I groan and bury my face against her neck, my lips brushing over her soft skin. She smells so fucking good, and I inhale deeper, eliciting a shiver from her. Coconut. That’s what she smells like. Fucking delicious. I’m near fucking delirious as I press my lips against her pulse-point, focusing on the steady thrumming of her heart. Everything else melts away until there’s only her.
“Better?” she whispers, for my ears only.
I hum noncommittally as turbulence shakes the plane. Her hand threads through my hair, and she holds onto me tightly. She owes me nothing, yet she didn’t think twice before offering me her support, quietly keeping my secrets. I was so certain that I’d despise her for forcing me into a marriage that will only fuel my guilt, but she makes it impossible to do so. I don’t understand why she affects me like no woman ever has. How is she able to calm the chaos in my mind?
She gently massages my head, and I nearly fucking moan. It’s such a simple act, yet it isn’t something any woman but her has ever done for me before. It fills me with an unfamiliar longing. It isn’t just lust. It’s more than that, and it fucking terrifies me.

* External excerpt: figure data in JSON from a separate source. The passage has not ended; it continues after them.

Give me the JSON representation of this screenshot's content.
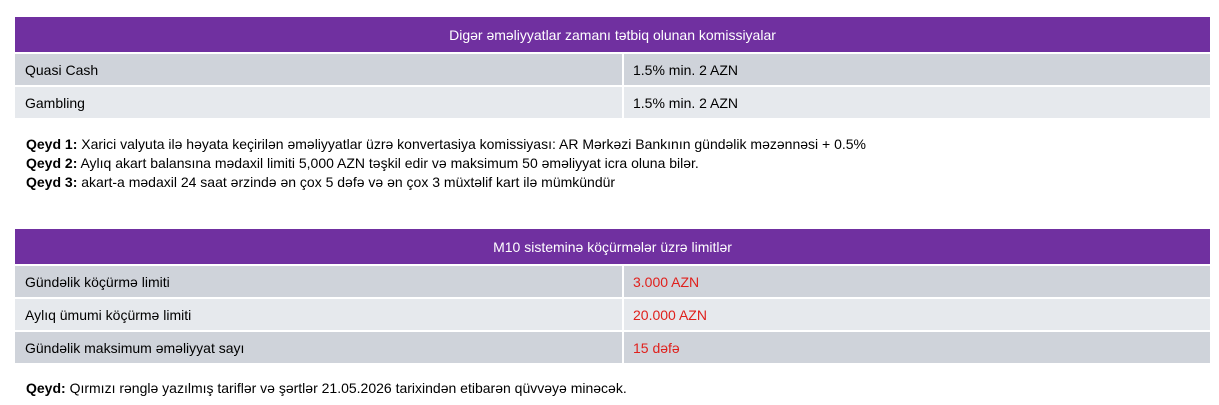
{
  "table1": {
    "title": "Digər əməliyyatlar zamanı tətbiq olunan komissiyalar",
    "rows": [
      {
        "label": "Quasi Cash",
        "value": "1.5% min. 2 AZN"
      },
      {
        "label": "Gambling",
        "value": "1.5% min. 2 AZN"
      }
    ]
  },
  "notes1": [
    {
      "label": "Qeyd 1:",
      "text": " Xarici valyuta ilə həyata keçirilən əməliyyatlar üzrə konvertasiya komissiyası: AR Mərkəzi Bankının gündəlik məzənnəsi + 0.5%"
    },
    {
      "label": "Qeyd 2:",
      "text": " Aylıq akart balansına mədaxil limiti 5,000 AZN təşkil edir və maksimum 50 əməliyyat icra oluna bilər."
    },
    {
      "label": "Qeyd 3:",
      "text": " akart-a mədaxil 24 saat ərzində ən çox 5 dəfə və ən çox 3 müxtəlif kart ilə mümkündür"
    }
  ],
  "table2": {
    "title": "M10 sisteminə köçürmələr üzrə limitlər",
    "rows": [
      {
        "label": "Gündəlik köçürmə limiti",
        "value": "3.000 AZN"
      },
      {
        "label": "Aylıq ümumi köçürmə limiti",
        "value": "20.000 AZN"
      },
      {
        "label": "Gündəlik maksimum əməliyyat sayı",
        "value": "15 dəfə"
      }
    ]
  },
  "note2": {
    "label": "Qeyd:",
    "text": " Qırmızı rənglə yazılmış tariflər və şərtlər 21.05.2026 tarixindən etibarən qüvvəyə minəcək."
  },
  "colors": {
    "header": "#7030a0",
    "highlight": "#e0201c"
  }
}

I drop one hand to her leg and let it slip just underneath the hem of her skirt. The feel of her bare skin sends a jolt straight to my cock. Damn. Faye tenses, but she doesn’t stop massaging my head, and she doesn’t pull my hand away. Has she ever done this for anyone else? I’ve never been particularly possessive, but I fucking hate the thought of her sharing this kind of intimacy with Eric. Does he know what her fingers feel like against his scalp?
It’s been a few weeks since they broke up, and all of a sudden, I need to know if she’s spoken to him since. Twice now, she told me she hasn’t, but will she continue to keep her word?
Initially, it was just my pride that was hurt, but now it’s more. She feels like mine now, and I don’t even want her thoughts straying, let alone any other part of her.
The plane begins to shake again, and I tighten my grip on her leg, placing all of my focus on her. My lips part slightly, and I let my teeth graze against her skin, needing to know if she’ll taste the way she smells. Faye’s breath hitches as the tip of my tongue brushes against her skin, and she squirms in her seat.